The filmmaker sees his story as “the beginnings of drug dealing in Rio de Janeiro, a violent story, without hope, which took place entirely inside a favela” [emphasis added]. The favelas exist as a moral vacuum, offering only gangsterism, an early death or the rare escape into middle class life (Rocket). Given the limited scope of the director’s vision, he cannot avoid romanticizing the young gangsters and their “camaraderie,” despite the “rawness” of the film.

A January report in Aljazeera.net regarding children of the favelas involved in Brazil’s drug wars presents a more rounded and concrete picture. Rafael, who at age 15 was a drug soldier, explained: “I carried an assault rifle. If the police came, we had to shoot them; kill them or they would kill us. The government wouldn’t do anything for us, so we took things into our own hands. We lived in a poor community with day-to-day violence and drugs, police shootings and bandit shootings.

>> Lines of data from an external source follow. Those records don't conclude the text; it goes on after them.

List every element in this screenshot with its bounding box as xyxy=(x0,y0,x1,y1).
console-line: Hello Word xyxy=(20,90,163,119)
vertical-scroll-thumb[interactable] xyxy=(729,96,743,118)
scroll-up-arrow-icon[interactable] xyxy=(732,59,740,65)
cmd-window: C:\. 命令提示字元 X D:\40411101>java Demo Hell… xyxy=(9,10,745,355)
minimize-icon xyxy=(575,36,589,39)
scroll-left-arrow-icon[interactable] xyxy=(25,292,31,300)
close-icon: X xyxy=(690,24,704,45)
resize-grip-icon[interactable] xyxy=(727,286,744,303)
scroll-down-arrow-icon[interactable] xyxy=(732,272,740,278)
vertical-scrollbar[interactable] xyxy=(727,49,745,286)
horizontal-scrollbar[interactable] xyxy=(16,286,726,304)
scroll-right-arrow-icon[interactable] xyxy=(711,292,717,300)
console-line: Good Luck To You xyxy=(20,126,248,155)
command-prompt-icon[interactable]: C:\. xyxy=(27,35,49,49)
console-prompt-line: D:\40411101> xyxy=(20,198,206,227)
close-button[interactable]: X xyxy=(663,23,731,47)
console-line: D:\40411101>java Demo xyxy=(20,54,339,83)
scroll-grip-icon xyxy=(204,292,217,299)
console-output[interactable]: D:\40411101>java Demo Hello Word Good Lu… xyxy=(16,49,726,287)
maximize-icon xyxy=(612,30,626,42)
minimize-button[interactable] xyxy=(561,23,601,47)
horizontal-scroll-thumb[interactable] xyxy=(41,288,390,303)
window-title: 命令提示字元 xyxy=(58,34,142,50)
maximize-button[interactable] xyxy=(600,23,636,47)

My hero was a drug dealer (traficante). I saw him every day, armed and committing assaults. The traficantes help the community in a way that the government doesn’t. When my family didn’t have bread or money, it was the traficante who helped. So I became an armed soldier [for him].”

Undoubtedly, City of God is sincere in its desire to call attention to the monstrous inhumanity perpetrated against Brazil’s youth “of the abyss.” However, by virtue of its political and historical omissions, Meirelles’s work runs the risk of reinforcing a social mood that views the conditions of the poor as wrenching but unalterable. This works against a genuine understanding of the essence of life in the favelas, a prerequisite for pointing the way to the abolition of the social conditions that breed them.